Monday, August 16, 2010

Give me What I Want but You'll Have to Guess as to the Details

The current publishing process astounds me. In order to get something published, I have to guess what my target publication wants without so much as a hint from me. Or I have to write what I like is good and hope someone else agree.

In all the years I've been in the job market I've never seen anything like that except the publishing world. For most jobs, I have see an explicit job description and determine if I fit. More often than not, that works well.

But in publishing, you see a publisher wants a fantasy story so you write one and send it to them. And they reject it because by fantasy they mean a romantic fantasy or a dark urban fantasy and you wrote a story in the swords and sorcery vein.

I know that I'm suppose to read samples of what a publisher has published but that doesn't help because each story is different. If I suppose if all the stories in a magazine are dark fantasy, I have a story of heroic fantasy then I need not bother to apply.
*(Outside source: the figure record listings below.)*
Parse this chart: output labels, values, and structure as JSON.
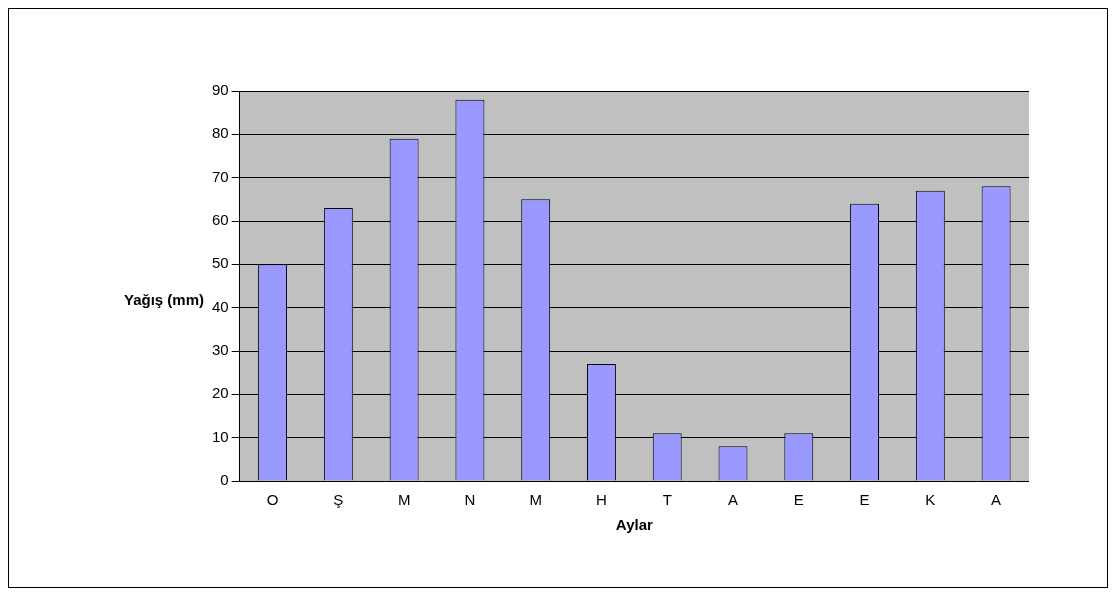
{
  "chart_data": {
    "type": "bar",
    "xlabel": "Aylar",
    "ylabel": "Yağış (mm)",
    "categories": [
      "O",
      "Ş",
      "M",
      "N",
      "M",
      "H",
      "T",
      "A",
      "E",
      "E",
      "K",
      "A"
    ],
    "values": [
      50,
      63,
      79,
      88,
      65,
      27,
      11,
      8,
      11,
      64,
      67,
      68
    ],
    "color": "#9999ff",
    "ylim": [
      0,
      90
    ],
    "yticks": [
      0,
      10,
      20,
      30,
      40,
      50,
      60,
      70,
      80,
      90
    ],
    "grid": "y"
  }
}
But if a small press hasn't published any epic tales doesn't that mean they won't or that they haven't received any to publish?

Seems to me there has to be a better way of submitting stories and novels. I've seen a few places use a database to be manage the content. That seems like a good way to go. But let me propose another.

Why not use the restaurant method? Get your name on a list and have the editor/publisher work through it. When they reach you, they can ask you for what they are looking for. If you've got something you sent it. If not, then they will check with you the next time through the list.

I have no idea if that approach is even workable but it might let writers and publishers develop a rapport which is sorely lacking from the current process.

Or maybe we should reverse the model. Let writers publish online somewhere private then let the editors and publishers link to us.

Or maybe I've had too much Diet Coke today. Whatever it is, there's got to be a better way.

2 comments:

Autumn T Newell said...

I'm hoping the world of publishing is at a Waterloo (sp?) and sooner than later, writers will take it into their own hands. Now with ebooks,self publishing, etc...tradional publishers will be history.

Rich Feitelberg said...

Yes, probably but they won't go quietly into the night.

Plus there's a quality issue on the other side of the argument (yes I can see both sides). So if a writer could post their work and publishers had several things to select from it might work out better.

Or it might not. But I think it is time to experiment and see.